PT Razka Sarana Konstruksi sebelumnya telah menerima NIB dari Pemerintah Republik Indonesia, yang berlaku sebagai identitas bagi perusahaan dan bukti registrasi/pendaftaran perusahaan untuk melakukan kegiatan usaha sesuai ketentuan peraturan perundang-undangan. Namun, keberadaan NIB tersebut kini dipertanyakan karena perusahaan diduga tidak memiliki izin kegiatan di Kabupaten Konawe.

Kepala Dinas Lingkungan Hidup (DLH) Konawe, Andriyati Razak, Sos, MM, menjelaskan bahwa pihaknya telah melakukan investigasi terkait aktivitas pabrik semen PT Razka Sarana Konstruksi.
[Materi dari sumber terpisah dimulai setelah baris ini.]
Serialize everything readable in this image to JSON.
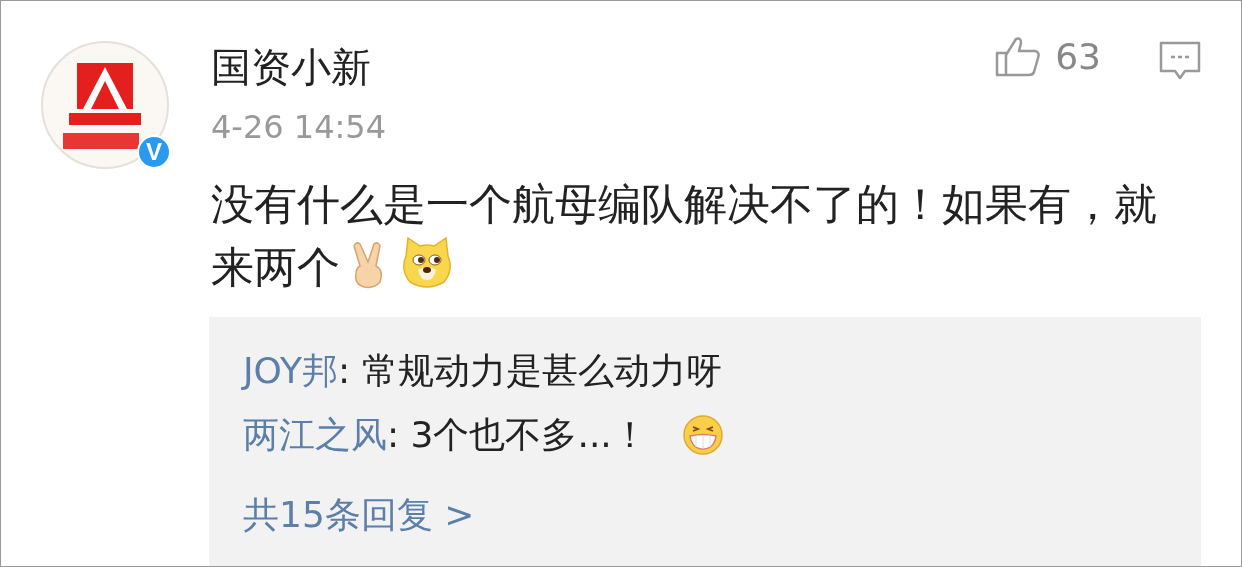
{
  "post": {
    "author": "国资小新",
    "verified": true,
    "verified_badge": "V",
    "time": "4-26 14:54",
    "likes": "63",
    "text_lines": [
      "没有什么是一个航母编队解决不了的！如果有，就",
      "来两个"
    ]
  },
  "replies": [
    {
      "author": "JOY邦",
      "text": ": 常规动力是甚么动力呀",
      "emoji": false
    },
    {
      "author": "两江之风",
      "text": ": 3个也不多...！",
      "emoji": true
    }
  ],
  "more_replies": "共15条回复 >"
}
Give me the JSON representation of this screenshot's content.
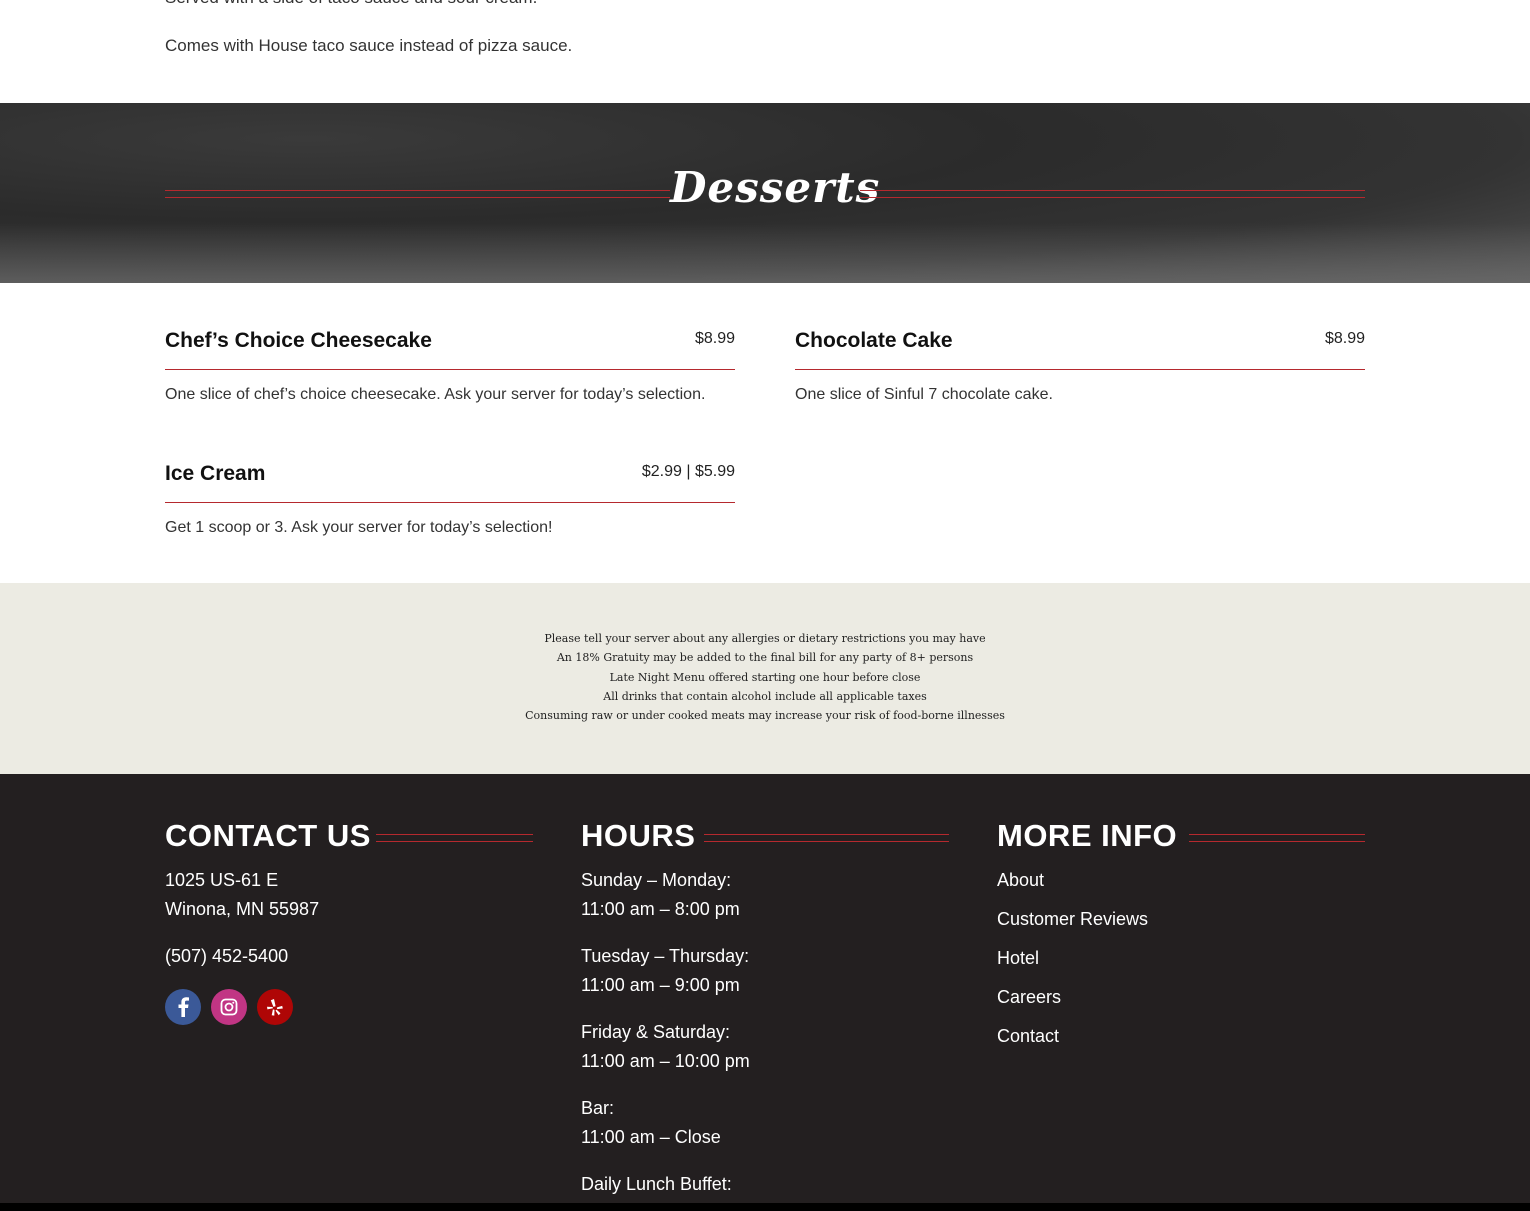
{
  "top": {
    "line1": "Served with a side of taco sauce and sour cream.",
    "line2": "Comes with House taco sauce instead of pizza sauce."
  },
  "banner": {
    "title": "Desserts"
  },
  "menu": {
    "items": [
      {
        "name": "Chef’s Choice Cheesecake",
        "price": "$8.99",
        "desc": "One slice of chef’s choice cheesecake. Ask your server for today’s selection."
      },
      {
        "name": "Chocolate Cake",
        "price": "$8.99",
        "desc": "One slice of Sinful 7 chocolate cake."
      },
      {
        "name": "Ice Cream",
        "price": "$2.99 | $5.99",
        "desc": "Get 1 scoop or 3. Ask your server for today’s selection!"
      }
    ]
  },
  "notes": [
    "Please tell your server about any allergies or dietary restrictions you may have",
    "An 18% Gratuity may be added to the final bill for any party of 8+ persons",
    "Late Night Menu offered starting one hour before close",
    "All drinks that contain alcohol include all applicable taxes",
    "Consuming raw or under cooked meats may increase your risk of food-borne illnesses"
  ],
  "footer": {
    "contact": {
      "title": "CONTACT US",
      "address1": "1025 US-61 E",
      "address2": "Winona, MN 55987",
      "phone": "(507) 452-5400",
      "social": [
        {
          "icon": "facebook-icon",
          "color": "#3b5998"
        },
        {
          "icon": "instagram-icon",
          "color": "#c13584"
        },
        {
          "icon": "yelp-icon",
          "color": "#af0606"
        }
      ]
    },
    "hours": {
      "title": "HOURS",
      "blocks": [
        {
          "label": "Sunday – Monday:",
          "time": "11:00 am – 8:00 pm"
        },
        {
          "label": "Tuesday – Thursday:",
          "time": "11:00 am – 9:00 pm"
        },
        {
          "label": "Friday & Saturday:",
          "time": "11:00 am – 10:00 pm"
        },
        {
          "label": "Bar:",
          "time": "11:00 am – Close"
        },
        {
          "label": "Daily Lunch Buffet:",
          "time": ""
        }
      ]
    },
    "more": {
      "title": "MORE INFO",
      "links": [
        "About",
        "Customer Reviews",
        "Hotel",
        "Careers",
        "Contact"
      ]
    }
  },
  "colors": {
    "accent": "#b5292e",
    "footer_bg": "#231f20",
    "notes_bg": "#ecebe3"
  }
}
“Kami telah melakukan pengecekan dan menemukan bahwa perusahaan tersebut tidak memiliki izin lingkungan yang lengkap,” ujarnya.

Pihak berwenang telah mengambil langkah-langkah untuk menangani kasus ini, termasuk melakukan pengecekan dan investigasi lebih lanjut.

“Kami akan mengambil tindakan tegas terhadap perusahaan yang tidak mematuhi peraturan,” kata Andriyati Razak  tersbut.